Affordability: the financial case

Assessment of affordability and available funding. Links proposed expenditure to available budget and existing commitments.

Minimum content for this section: statement of available funding and broad estimates of projected whole-life cost of project, including departmental costs (where applicable).

Questions you must address:

  • Can the required budget be obtained to deliver the whole project?
  • If not, can the scope be reduced or delivered over a longer period?
  • Could funding be sought from other sources?

Business Case Examples Point:

Budget based on whole life costs

Produce estimates of the whole life costs of the project (for construction projects, see Achieving Excellence briefing on whole life costs). Include the costs that will be carried by the customer organization as well as those that will be charged by providers. Note that savings or benefits achieved in one part of the organization may add to costs elsewhere in the organization or delivery chain. This is especially significant where the organization has to maintain parallel channels for service delivery.

Provide details of:

  • the expected costs
  • when they will occur
  • how they will be monitored
  • who will pay for each cost
  • any risk allowance that may be needed (in the event of things going wrong).
  • Additional areas that may need to be considered in detail are outlined below.

Achievability: the project management case

This section addresses the ‘achievability’ aspects of the project. Its primary purpose is to set out the project organization and actions which will be undertaken to support the achievement of intended outcomes including procurement activity (where applicable) or detailed study with existing providers.
Minimum content for this section: high level plan for achieving the desired outcome, with key milestones and major dependencies (e.g. interface with other projects); key roles, with named individual as the project’s owner; outline contingency plans e.g. addressing failure to deliver service on time; major risks identified and outline plan for addressing them; provider’s plans for the same, as applicable, skills and experience required.

Questions you must address:

  • Can this project be achieved with the organization’s current capability and capacity?
  • If not, how can the required capability be acquired?
  • Can the risks be managed – e.g. scale, complexity, uncertainty?
  • Does the scope or timescale need to change?

Business Case Examples Point:

Evidence of similar projects, where available

If possible, provide evidence of similar projects that have been successful, to support the recommended project approach. If no similar projects are available for comparison, outline the basis of assumptions for delivery of this project – e.g. comparison with industry averages for this kind of work.

Project roles

Set out key roles:
  • Who will be responsible for making the investment decision (typically a management group rather than an individual)
  • The Senior Responsible Owner (SRO) as the named individual who will be personally accountable for the success of the project
  • The project manager
  • the main stakeholders
  • Key members of the project board, where applicable
  • Other essential roles as required.
  • Confirm that the SRO and project manager have appropriate skills and experience for the project, with access to specialist expertise to supplement their skills if required (see the checklists in the Toolkit).
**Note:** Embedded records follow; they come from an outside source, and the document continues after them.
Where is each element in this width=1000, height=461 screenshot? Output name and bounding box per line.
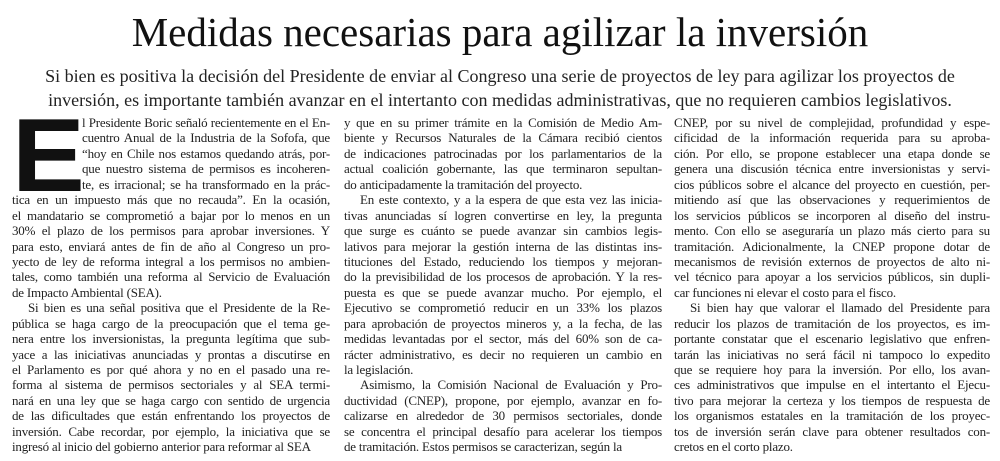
text-line: puesta es que se puede avanzar mucho. Por ejemplo, el bbox=[344, 284, 662, 300]
text-line: mitiendo así que las observaciones y requerimientos de bbox=[674, 192, 990, 208]
text-line: el mandatario se comprometió a bajar por lo menos en un bbox=[12, 207, 330, 223]
text-line: yecto de ley de reforma integral a los permisos no ambien- bbox=[12, 253, 330, 269]
text-line: car funciones ni elevar el costo para el fisco. bbox=[674, 284, 896, 300]
paragraph bbox=[344, 115, 662, 192]
text-line: actual coalición gobernante, las que terminaron sepultan- bbox=[344, 161, 662, 177]
text-line: los organismos estatales en la tramitación de los proyec- bbox=[674, 408, 990, 424]
text-line: de las dificultades que están enfrentando los proyectos de bbox=[12, 408, 330, 424]
text-line: mento. Con ello se aseguraría un plazo más cierto para su bbox=[674, 223, 990, 239]
text-line: cuentro Anual de la Industria de la Sofofa, que bbox=[82, 130, 330, 146]
text-line: En este contexto, y a la espera de que esta vez las inicia- bbox=[360, 192, 662, 208]
text-line: tivas anunciadas sí logren convertirse en ley, la pregunta bbox=[344, 207, 662, 223]
text-line: te, es irracional; se ha transformado en la prác- bbox=[82, 176, 330, 192]
text-line: ductividad (CNEP), propone, por ejemplo, avanzar en fo- bbox=[344, 392, 662, 408]
deck-line: Si bien es positiva la decisión del Presidente de enviar al Congreso una serie de proyectos de ley para agilizar los proyectos de bbox=[45, 66, 955, 86]
text-line: cificidad de la información requerida para su aproba- bbox=[674, 130, 990, 146]
text-line: medidas levantadas por el sector, más del 60% son de ca- bbox=[344, 331, 662, 347]
text-line: tos de inversión serán clave para obtener resultados con- bbox=[674, 423, 990, 439]
text-line: para aprobación de proyectos mineros y, a la fecha, de las bbox=[344, 315, 662, 331]
text-line: ción. Por ello, se propone establecer una etapa donde se bbox=[674, 145, 990, 161]
text-line: que se requiere hoy para la inversión. Por ello, los avan- bbox=[674, 362, 990, 377]
text-line: portante constatar que el escenario legislativo que enfren- bbox=[674, 331, 990, 347]
paragraph bbox=[674, 300, 990, 454]
text-line: de indicaciones patrocinadas por los parlamentarios de la bbox=[344, 145, 662, 161]
text-line: pública se haga cargo de la preocupación que el tema ge- bbox=[12, 315, 330, 331]
text-line: ingresó al inicio del gobierno anterior para reformar al SEA bbox=[12, 439, 311, 455]
text-line: nará en una ley que se haga cargo con sentido de urgencia bbox=[12, 392, 330, 408]
text-line: reducir los plazos de tramitación de los proyectos, es im- bbox=[674, 315, 990, 331]
text-line: forma al sistema de permisos sectoriales y al SEA termi- bbox=[12, 377, 330, 393]
text-line: mecanismos de revisión externos de proyectos de alto ni- bbox=[674, 253, 990, 269]
text-line: vel técnico para apoyar a los servicios públicos, sin dupli- bbox=[674, 269, 990, 285]
paragraph bbox=[674, 115, 990, 300]
article-column-2 bbox=[344, 115, 662, 455]
text-line: el Parlamento es por qué ahora y no en el pasado una re- bbox=[12, 362, 330, 377]
text-line: Ejecutivo se comprometió reducir en un 33% los plazos bbox=[344, 300, 662, 316]
text-line: 30% el plazo de los permisos para aprobar inversiones. Y bbox=[12, 223, 330, 239]
text-line: CNEP, por su nivel de complejidad, profundidad y espe- bbox=[674, 115, 990, 130]
paragraph bbox=[12, 300, 330, 454]
deck bbox=[20, 64, 980, 112]
text-line: calizarse en alrededor de 30 permisos sectoriales, donde bbox=[344, 408, 662, 424]
headline: Medidas necesarias para agilizar la inversión bbox=[131, 9, 869, 55]
article-column-1 bbox=[12, 98, 330, 455]
text-line: y que en su primer trámite en la Comisión de Medio Am- bbox=[344, 115, 662, 130]
text-line: genera una discusión técnica entre inversionistas y servi- bbox=[674, 161, 990, 177]
text-line: do anticipadamente la tramitación del proyecto. bbox=[344, 176, 583, 192]
text-line: do la previsibilidad de los procesos de aprobación. Y la res- bbox=[344, 269, 662, 285]
text-line: que nuestro sistema de permisos es incoheren- bbox=[82, 161, 330, 177]
text-line: los servicios públicos se incorporen al diseño del instru- bbox=[674, 207, 990, 223]
text-line: l Presidente Boric señaló recientemente en el En- bbox=[82, 115, 330, 130]
text-line: de Impacto Ambiental (SEA). bbox=[12, 284, 162, 300]
text-line: “hoy en Chile nos estamos quedando atrás, por- bbox=[82, 145, 330, 161]
text-line: que surge es cuánto se puede avanzar sin cambios legis- bbox=[344, 223, 662, 239]
drop-cap: E bbox=[12, 98, 85, 214]
text-line: la legislación. bbox=[344, 362, 414, 377]
text-line: rácter administrativo, es decir no requieren un cambio en bbox=[344, 346, 662, 362]
text-line: tarán las iniciativas no será fácil ni tampoco lo expedito bbox=[674, 346, 990, 362]
text-line: de tramitación. Estos permisos se caracterizan, según la bbox=[344, 439, 622, 455]
text-line: tivo para mejorar la certeza y los tiempos de respuesta de bbox=[674, 392, 990, 408]
text-line: cretos en el corto plazo. bbox=[674, 439, 793, 455]
article-column-3 bbox=[674, 115, 990, 455]
text-line: ces administrativos que impulse en el intertanto el Ejecu- bbox=[674, 377, 990, 393]
text-line: tramitación. Adicionalmente, la CNEP propone dotar de bbox=[674, 238, 990, 254]
text-line: cios públicos sobre el alcance del proyecto en cuestión, per- bbox=[674, 176, 990, 192]
text-line: inversión. Cabe recordar, por ejemplo, la iniciativa que se bbox=[12, 423, 330, 439]
text-line: Si bien es una señal positiva que el Presidente de la Re- bbox=[28, 300, 330, 316]
text-line: nera entre los inversionistas, la pregunta legítima que sub- bbox=[12, 331, 330, 347]
text-line: se concentra el principal desafío para acelerar los tiempos bbox=[344, 423, 662, 439]
text-line: yace a las iniciativas anunciadas y prontas a discutirse en bbox=[12, 346, 330, 362]
deck-line: inversión, es importante también avanzar en el intertanto con medidas administrativas, que no requieren cambios legislativos. bbox=[48, 90, 952, 110]
text-line: para esto, enviará antes de fin de año al Congreso un pro- bbox=[12, 238, 330, 254]
text-line: tica en un impuesto más que no recauda”. En la ocasión, bbox=[12, 192, 330, 208]
text-line: biente y Recursos Naturales de la Cámara recibió cientos bbox=[344, 130, 662, 146]
text-line: lativos para mejorar la gestión interna de las distintas ins- bbox=[344, 238, 662, 254]
text-line: tituciones del Estado, reduciendo los tiempos y mejoran- bbox=[344, 253, 662, 269]
text-line: Si bien hay que valorar el llamado del Presidente para bbox=[690, 300, 990, 316]
text-line: Asimismo, la Comisión Nacional de Evaluación y Pro- bbox=[360, 377, 662, 393]
paragraph bbox=[344, 192, 662, 377]
text-line: tales, como también una reforma al Servicio de Evaluación bbox=[12, 269, 330, 285]
paragraph bbox=[12, 98, 330, 300]
paragraph bbox=[344, 377, 662, 454]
Procurement strategy (where applicable)

Set out indicative timetable and justification for the proposed approach.

Project plan

Outline the main phases of the project plan (see the Toolkit for a template). For IT-enabled projects, confirm that there will not be ‘big bang’ implementation (see the checklist in the Toolkit).

Contract management

Outline Business Case: summaries outline arrangements for contract management. Confirm arrangements for continuity between those involved in developing the contract and those who will subsequently manage it (see the Contract Management workbook in the Toolkit).

Risk management strategy

Summarize outline arrangements for risk management (see the Risk Management workbook in the Toolkit).

Benefits realization plan

Summarize outline arrangements for benefits management (see the Benefits Management workbook in the Toolkit).